Bueno… no puedo… ¿o no quiero? Igual es que no quiero, puede que me guste más mirar la vida desde esta perspectiva maravillosa que, conservo en esa inocencia infantil que, de vez en cuando merodea en mis rincones.
Eso, eso es: no quiero. Prefiero creer en los imposibles que un día, para sorpresa de uno mismo se vuelven posibles, porque imposible no hay nada, querido mío, querida mía, todo es cuestión de creerlo, de creerlo con tanta fuerza que salga disparado desde el pecho hasta el infinito…
¡Y es tan lindo! Sí, sí, lo es: mirar atrás y darte cuenta de que ya pasó, lo malo ya pasó, y… ¡prueba superada! ¡Arriba!¡Muy arriba! ¡Hasta el cielo! Para abrazar a quienes uno ama, ¿verdad? Para dedicarles la mejor de las sonrisas, la más dulce de las miradas, y esa combinación fantástica de picardía y buen humor que contagia al más triste de los humanos.

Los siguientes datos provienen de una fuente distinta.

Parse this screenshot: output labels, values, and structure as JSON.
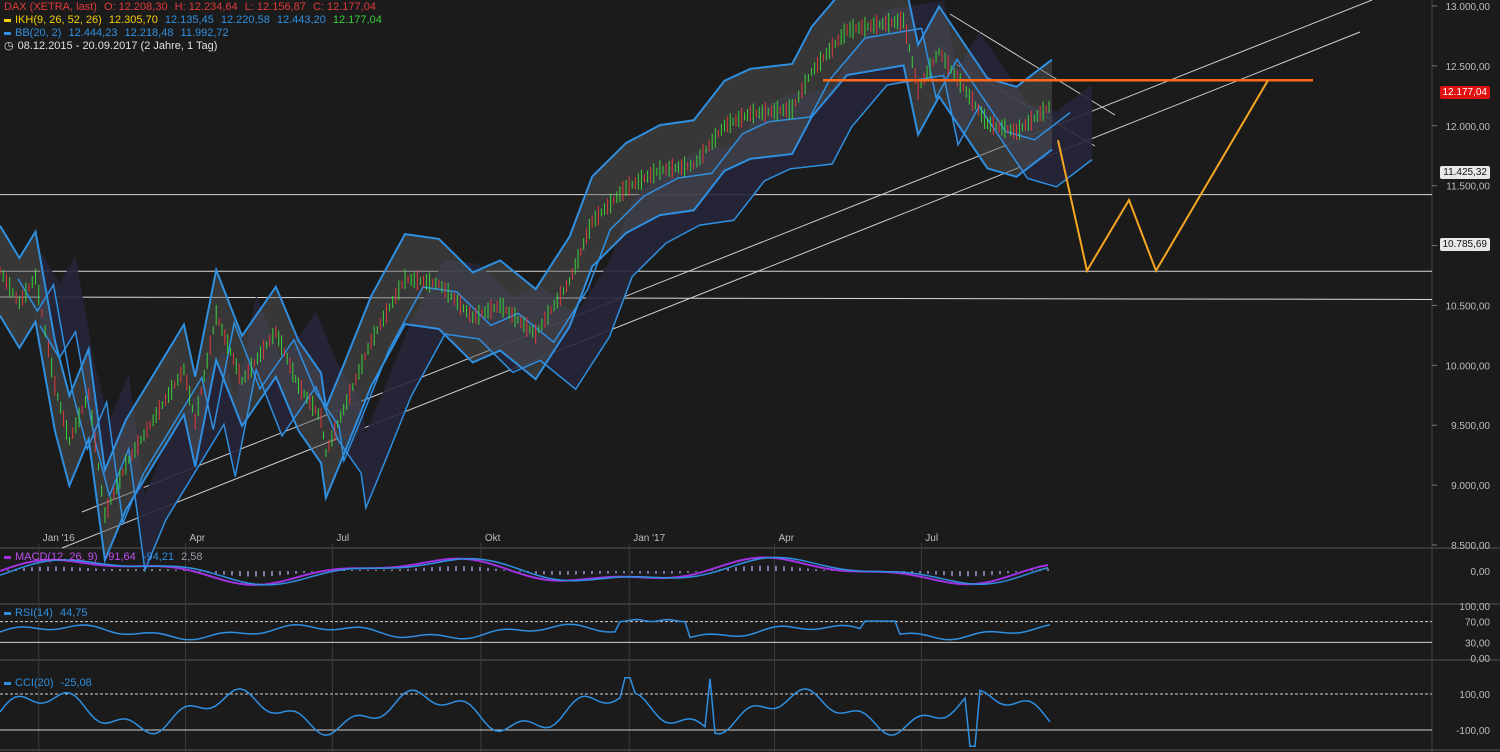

Ser feliz, a pesar de los pesares que tanto pesan, a pesar de echaros tantísimo de menos, porque ser feliz forma parte de una promesa, ¿verdad? de un juramento que hay que cumplir; ser feliz para no cambiar nunca, para caminar por Cifuentes y volver a ver tu mirada en cada estrella que brilla en el firmamento, amor mío; ser feliz por ver esa preciosa luna iluminar el cielo más oscuro, y durante el día, bailar con las mariposas de colores, pasear por los lares de la Bañeza y respirar aromas de romero y orégano, ver los espinos en flor al llegar la primavera, y escuchar a las damas de metal llamando a misa los domingos, como antaño, querido músico de las alturas, como siempre, con ese amor tan grande que no cabe en las palabras.
Ser feliz, ser feliz, ser feliz… Siempre ser feliz, porque no puedo evitarlo, querido León.